Concrètement, sur le terrain, nombre d’organisations humanitaires internationales travaillent systématiquement avec des partenaires locaux, et certaines, comme Alima par exemple, développent des modèles opérationnels inédits (en matière de partenariat, transfert de compétences, ressources humaines, etc.) ou de fortes innovations dans la réponse aux besoins des populations affectées, tels les transferts de cash, afin d’être plus efficaces. Aussi, on voit que certains acteurs changer leur mode de gouvernance, en ouvrant les réseaux transnationaux à plus de gouvernance nationale dans les pays d’opérations, d’autres travailler à identifier des solutions de financement innovantes visant à renforcer les interventions humanitaires menées localement (START Fund Bangladesh, Oxfam Myanmar). Pour d’autres encore, comme l’a constaté le Groupe URD[4], la « localisation » est un moyen d’accéder à des régions au contexte sécuritaire difficile, en transférant des risques des acteurs internationaux vers les acteurs nationaux, ou d’économiser de l’argent dans un contexte où les donateurs exercent une pression pour réduire les coûts.

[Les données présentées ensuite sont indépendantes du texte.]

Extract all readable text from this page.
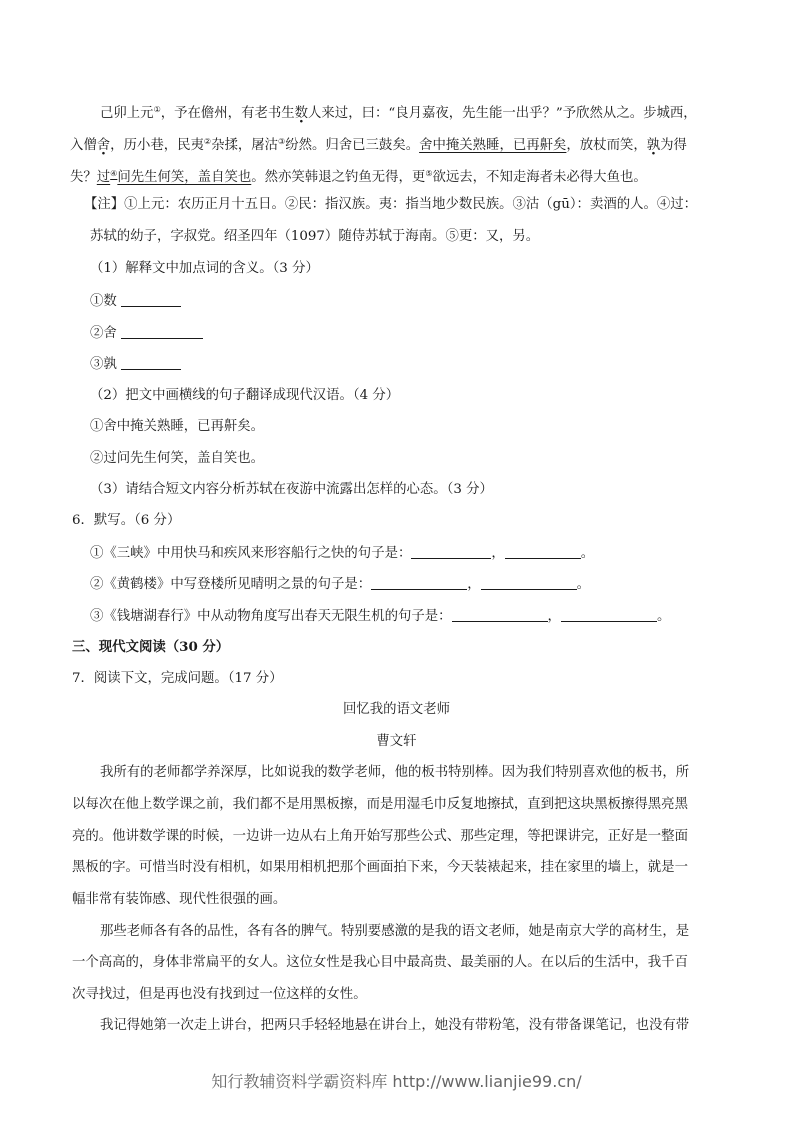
己卯上元①，予在儋州，有老书生数人来过，曰：“良月嘉夜，先生能一出乎？”予欣然从之。步城西，
入僧舍，历小巷，民夷②杂揉，屠沽③纷然。归舍已三鼓矣。舍中掩关熟睡，已再鼾矣，放杖而笑，孰为得
失？过④问先生何笑，盖自笑也。然亦笑韩退之钓鱼无得，更⑤欲远去，不知走海者未必得大鱼也。
【注】①上元：农历正月十五日。②民：指汉族。夷：指当地少数民族。③沽（gū）：卖酒的人。④过：
苏轼的幼子，字叔党。绍圣四年（1097）随侍苏轼于海南。⑤更：又，另。
（1）解释文中加点词的含义。（3 分）
①数
②舍
③孰
（2）把文中画横线的句子翻译成现代汉语。（4 分）
①舍中掩关熟睡，已再鼾矣。
②过问先生何笑，盖自笑也。
（3）请结合短文内容分析苏轼在夜游中流露出怎样的心态。（3 分）
6．默写。（6 分）
①《三峡》中用快马和疾风来形容船行之快的句子是：	，	。
②《黄鹤楼》中写登楼所见晴明之景的句子是：	，	。
③《钱塘湖春行》中从动物角度写出春天无限生机的句子是：	，	。
三、现代文阅读（30 分）
7．阅读下文，完成问题。（17 分）
回忆我的语文老师
曹文轩
我所有的老师都学养深厚，比如说我的数学老师，他的板书特别棒。因为我们特别喜欢他的板书，所
以每次在他上数学课之前，我们都不是用黑板擦，而是用湿毛巾反复地擦拭，直到把这块黑板擦得黑亮黑
亮的。他讲数学课的时候，一边讲一边从右上角开始写那些公式、那些定理，等把课讲完，正好是一整面
黑板的字。可惜当时没有相机，如果用相机把那个画面拍下来，今天装裱起来，挂在家里的墙上，就是一
幅非常有装饰感、现代性很强的画。
那些老师各有各的品性，各有各的脾气。特别要感激的是我的语文老师，她是南京大学的高材生，是
一个高高的，身体非常扁平的女人。这位女性是我心目中最高贵、最美丽的人。在以后的生活中，我千百
次寻找过，但是再也没有找到过一位这样的女性。
我记得她第一次走上讲台，把两只手轻轻地悬在讲台上，她没有带粉笔，没有带备课笔记，也没有带
知行教辅资料学霸资料库 http://www.lianjie99.cn/
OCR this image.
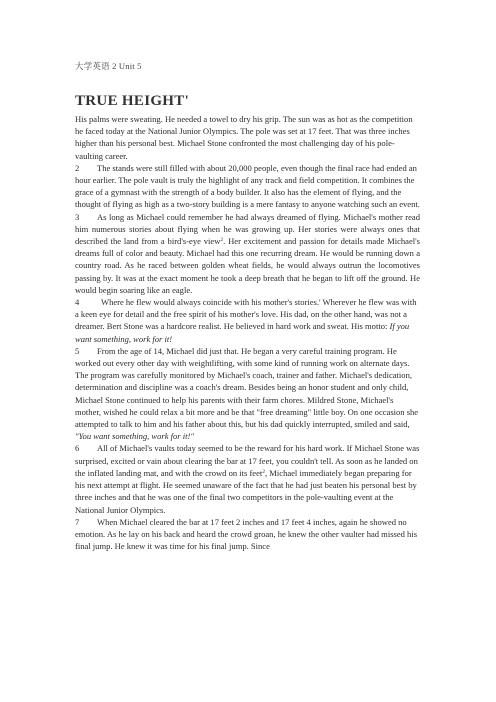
大学英语 2 Unit 5
TRUE HEIGHT'

His palms were sweating. He needed a towel to dry his grip. The sun was as hot as the competition he faced today at the National Junior Olympics. The pole was set at 17 feet. That was three inches higher than his personal best. Michael Stone confronted the most challenging day of his pole-vaulting career.

2 The stands were still filled with about 20,000 people, even though the final race had ended an hour earlier. The pole vault is truly the highlight of any track and field competition. It combines the grace of a gymnast with the strength of a body builder. It also has the element of flying, and the thought of flying as high as a two-story building is a mere fantasy to anyone watching such an event.

3 As long as Michael could remember he had always dreamed of flying. Michael's mother read him numerous stories about flying when he was growing up. Her stories were always ones that described the land from a bird's-eye view$^2$. Her excitement and passion for details made Michael's dreams full of color and beauty. Michael had this one recurring dream. He would be running down a country road. As he raced between golden wheat fields, he would always outrun the locomotives passing by. It was at the exact moment he took a deep breath that he began to lift off the ground. He would begin soaring like an eagle.

4	Where he flew would always coincide with his mother's stories.' Wherever he flew was with a keen eye for detail and the free spirit of his mother's love. His dad, on the other hand, was not a dreamer. Bert Stone was a hardcore realist. He believed in hard work and sweat. His motto: If you want something, work for it!

5 From the age of 14, Michael did just that. He began a very careful training program. He worked out every other day with weightlifting, with some kind of running work on alternate days. The program was carefully monitored by Michael's coach, trainer and father. Michael's dedication, determination and discipline was a coach's dream. Besides being an honor student and only child, Michael Stone continued to help his parents with their farm chores. Mildred Stone, Michael's mother, wished he could relax a bit more and be that "free dreaming" little boy. On one occasion she attempted to talk to him and his father about this, but his dad quickly interrupted, smiled and said, "You want something, work for it!"

6 All of Michael's vaults today seemed to be the reward for his hard work. If Michael Stone was surprised, excited or vain about clearing the bar at 17 feet, you couldn't tell. As soon as he landed on the inflated landing mat, and with the crowd on its feet$^2$, Michael immediately began preparing for his next attempt at flight. He seemed unaware of the fact that he had just beaten his personal best by three inches and that he was one of the final two competitors in the pole-vaulting event at the National Junior Olympics.

7 When Michael cleared the bar at 17 feet 2 inches and 17 feet 4 inches, again he showed no emotion. As he lay on his back and heard the crowd groan, he knew the other vaulter had missed his final jump. He knew it was time for his final jump. Since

Cela dit, il y a peu de consensus sur ce que signifie une réponse véritablement « locale » en théorie – d’ailleurs la traduction du mot anglais « localisation » dans d’autres langues, comme le français, ajoute parfois de la confusion –, et en pratique on observe que cela peut prendre des formes très différentes[5] et qu’il y a très peu d’incitations à la promouvoir au sein d’un système enclin à la centralisation structurelle et culturelle.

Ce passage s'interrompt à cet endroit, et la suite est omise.